When Jeff Sessions was asked to compare the separation of children from their immigrant parents at our southern border to the Nazi separation of Jewish children from their parents as part of the Final Solution. He pointed out that the difference was that the Nazis wanted to keep the Jews in death camps while the American government wanted to keep immigrants out of the country. In any case, Session’s clarification appears to equate the two as policies of a moral low ground.

It is evident that the new administration’s zero tolerance policy even on refugees was likely to keep the families separated indefinitely creating an unending government sanctioned criminal abuse of Latino immigrant children. It was obvious that the separation of children and mothers was the result of an application of law that went too far.

Because of great pressure brought against the President in this mid-term election year, he has decided to issue another presidential decree to reverse the effects of his previous one making it possible for children to stay with their parents. This may in fact be what he wanted all along as he may now put whole families in detention in concentration camps around the country.

To do this, the administration is now petitioning the Federal Court to eliminate the 20-day limit on child custody before placement. If the effort to undo the limits on child-stay in custody is successful, it will open the way to putting immigrants and their families in concentration camps for a long time.

It is reported that the Department of Defense has agreed to open military bases to accommodate up to 20,000 immigrants as part of a beginning phase. The capacity will no doubt increase as the administration finds creative ways to imprison the rest of the immigrant population that the President can get his hands on.

There have been serious efforts to legislate Immigration Reform ever since the George W. Bush administration with little success. With a subservient Republican Party under his firm control, President Trump may achieve this before the election of a new Congress.

The outcome may not look like anything that has been envisioned. Can you imagine 11 million immigrants in concentration camps?

In the Trump world, the unthinkable in sinister behavior and racist vision are celebrated and flaunted as signs of strength. The President appears strong and brave when it comes to helpless children and immigrant mothers and fathers seeking the protection in the United States.

His actions are so gross that even his wife, in a fit of a somewhat juvenile reaction, flew to visit immigrant children in a South Texas detention center to make a point about who was the animal in this situation.
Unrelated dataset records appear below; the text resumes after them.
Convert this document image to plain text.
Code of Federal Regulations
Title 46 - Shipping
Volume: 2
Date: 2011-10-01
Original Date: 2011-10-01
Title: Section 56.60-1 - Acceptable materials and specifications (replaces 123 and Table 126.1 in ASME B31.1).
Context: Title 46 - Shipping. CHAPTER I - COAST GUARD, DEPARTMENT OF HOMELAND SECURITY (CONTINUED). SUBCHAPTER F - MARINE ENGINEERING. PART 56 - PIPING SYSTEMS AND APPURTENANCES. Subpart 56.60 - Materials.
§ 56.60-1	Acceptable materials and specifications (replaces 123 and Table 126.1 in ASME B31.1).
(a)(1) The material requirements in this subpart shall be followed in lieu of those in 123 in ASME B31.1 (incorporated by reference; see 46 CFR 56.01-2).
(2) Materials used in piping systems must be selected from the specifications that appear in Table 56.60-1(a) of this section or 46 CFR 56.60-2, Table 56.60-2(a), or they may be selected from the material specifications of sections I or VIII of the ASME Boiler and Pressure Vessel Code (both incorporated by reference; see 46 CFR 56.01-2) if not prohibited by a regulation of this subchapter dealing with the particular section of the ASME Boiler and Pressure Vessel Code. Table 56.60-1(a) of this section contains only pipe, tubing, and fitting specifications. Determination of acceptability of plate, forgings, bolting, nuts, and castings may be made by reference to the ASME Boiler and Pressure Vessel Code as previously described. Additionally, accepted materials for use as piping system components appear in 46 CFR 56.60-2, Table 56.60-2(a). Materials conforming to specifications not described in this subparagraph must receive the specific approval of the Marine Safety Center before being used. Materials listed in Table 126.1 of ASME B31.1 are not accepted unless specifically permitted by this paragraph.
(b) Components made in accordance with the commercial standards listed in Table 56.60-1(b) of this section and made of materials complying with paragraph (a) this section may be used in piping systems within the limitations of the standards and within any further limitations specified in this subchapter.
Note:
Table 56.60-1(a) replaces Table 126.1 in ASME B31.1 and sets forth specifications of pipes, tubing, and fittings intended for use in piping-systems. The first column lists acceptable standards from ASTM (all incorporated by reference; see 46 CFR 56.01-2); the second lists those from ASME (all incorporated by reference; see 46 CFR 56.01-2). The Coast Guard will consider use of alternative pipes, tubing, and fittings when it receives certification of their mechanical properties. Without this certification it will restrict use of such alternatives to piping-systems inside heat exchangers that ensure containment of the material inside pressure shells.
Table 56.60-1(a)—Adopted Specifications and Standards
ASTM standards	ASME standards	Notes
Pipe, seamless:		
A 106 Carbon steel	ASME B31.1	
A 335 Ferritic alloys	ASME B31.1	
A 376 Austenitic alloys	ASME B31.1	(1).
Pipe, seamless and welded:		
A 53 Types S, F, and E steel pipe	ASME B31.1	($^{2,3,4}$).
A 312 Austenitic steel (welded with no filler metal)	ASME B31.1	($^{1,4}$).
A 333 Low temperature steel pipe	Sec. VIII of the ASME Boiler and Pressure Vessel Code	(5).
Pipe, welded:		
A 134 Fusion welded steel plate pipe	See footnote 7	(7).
While her visit was very much appreciated, her message got lost in the midst of her strange behavior.

For their own reasons, the administration and its followers have identified the Latino immigrant as the principle game-changer that can upset their strategy of maintaining political control in the face of census predictions and democratic principles that make space for a changing majority. They know that the Latino community is rapidly increasing in political power with each election cycle at the expense of an old and tired leadership that appears to be less and less able to govern.

Going after immigrants at our southern border because they are Latino is clearly an act of desperation to change what cannot be changed. Separation of families and concentration camps will not stand.